Khaleel. Khaleel. Khaleel.
I traced his name on my wrist, in Urdu. Wrote the letters separately and thought, Too curvy, then put them together
and traced the word over and over. In the earliest days of Islam the drawing of portraits was forbidden. I’d always heard that ban was meant to discourage the semi-idolatry that might arise if people made pictoral depictions of Allah, or of the Prophet. But was it possible that the ban also recognized that words have a power that remains untapped? When artists turned from portraiture to calligraphy the dazzle of their art restored to words the power to make our eyes burn with tears and longing.
The ringing phone startled me out of my reverie.

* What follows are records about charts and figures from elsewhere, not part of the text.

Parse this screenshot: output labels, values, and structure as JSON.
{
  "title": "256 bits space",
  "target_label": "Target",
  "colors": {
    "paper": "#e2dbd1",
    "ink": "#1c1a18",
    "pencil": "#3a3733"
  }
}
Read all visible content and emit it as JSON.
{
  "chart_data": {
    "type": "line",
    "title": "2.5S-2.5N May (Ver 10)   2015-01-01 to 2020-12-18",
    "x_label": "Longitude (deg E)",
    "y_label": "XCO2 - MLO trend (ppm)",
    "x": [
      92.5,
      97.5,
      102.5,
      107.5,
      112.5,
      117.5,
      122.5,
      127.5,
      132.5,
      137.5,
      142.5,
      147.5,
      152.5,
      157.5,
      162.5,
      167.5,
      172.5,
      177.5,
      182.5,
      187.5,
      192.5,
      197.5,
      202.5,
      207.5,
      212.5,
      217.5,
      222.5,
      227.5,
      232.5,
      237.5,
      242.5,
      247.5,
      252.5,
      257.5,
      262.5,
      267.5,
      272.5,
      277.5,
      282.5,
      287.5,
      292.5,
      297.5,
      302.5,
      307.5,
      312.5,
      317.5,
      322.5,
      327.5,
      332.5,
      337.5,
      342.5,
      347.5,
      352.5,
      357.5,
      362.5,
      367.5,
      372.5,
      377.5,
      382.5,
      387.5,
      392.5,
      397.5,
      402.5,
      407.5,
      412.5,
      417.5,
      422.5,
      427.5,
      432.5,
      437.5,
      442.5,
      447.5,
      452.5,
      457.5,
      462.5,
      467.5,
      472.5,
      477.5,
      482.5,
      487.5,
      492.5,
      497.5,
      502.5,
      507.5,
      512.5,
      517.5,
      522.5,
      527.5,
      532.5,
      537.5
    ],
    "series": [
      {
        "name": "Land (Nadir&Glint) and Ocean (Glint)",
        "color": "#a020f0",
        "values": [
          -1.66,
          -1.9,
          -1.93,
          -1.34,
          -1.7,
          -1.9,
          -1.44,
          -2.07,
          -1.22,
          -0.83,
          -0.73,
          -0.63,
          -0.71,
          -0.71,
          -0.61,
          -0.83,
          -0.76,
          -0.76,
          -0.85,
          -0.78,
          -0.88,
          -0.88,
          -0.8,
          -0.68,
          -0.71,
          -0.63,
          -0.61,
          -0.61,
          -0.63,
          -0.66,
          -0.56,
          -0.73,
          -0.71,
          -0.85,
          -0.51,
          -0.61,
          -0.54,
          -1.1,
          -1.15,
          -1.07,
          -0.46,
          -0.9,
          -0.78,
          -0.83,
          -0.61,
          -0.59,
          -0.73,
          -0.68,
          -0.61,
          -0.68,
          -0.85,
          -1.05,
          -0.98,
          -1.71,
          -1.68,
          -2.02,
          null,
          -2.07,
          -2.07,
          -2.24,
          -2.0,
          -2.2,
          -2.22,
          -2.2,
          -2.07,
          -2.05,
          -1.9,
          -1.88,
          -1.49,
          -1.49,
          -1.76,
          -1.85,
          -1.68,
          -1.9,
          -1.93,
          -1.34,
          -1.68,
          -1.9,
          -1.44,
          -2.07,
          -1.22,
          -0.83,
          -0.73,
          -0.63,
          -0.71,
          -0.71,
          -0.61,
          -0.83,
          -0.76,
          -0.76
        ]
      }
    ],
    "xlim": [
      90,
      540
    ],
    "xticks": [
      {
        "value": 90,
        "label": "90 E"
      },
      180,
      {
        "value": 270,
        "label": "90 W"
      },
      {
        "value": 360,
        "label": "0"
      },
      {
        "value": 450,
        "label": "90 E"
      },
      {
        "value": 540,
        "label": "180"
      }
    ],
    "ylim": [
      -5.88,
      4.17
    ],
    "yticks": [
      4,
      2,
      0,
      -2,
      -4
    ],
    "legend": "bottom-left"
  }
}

‘Awake?’ Aba said, when I finally found the phone, hidden behind a pile of books, and answered it. ‘A miracle!’
‘How’s the driveway?’
‘With my usual brilliance I’ve convinced the illustrious minister that the driveway should stay as is.’
‘How did you achieve that?’
‘Well, I told him that instead of doubling the length of the driveway he should double the intensity of the redness of the carpet.’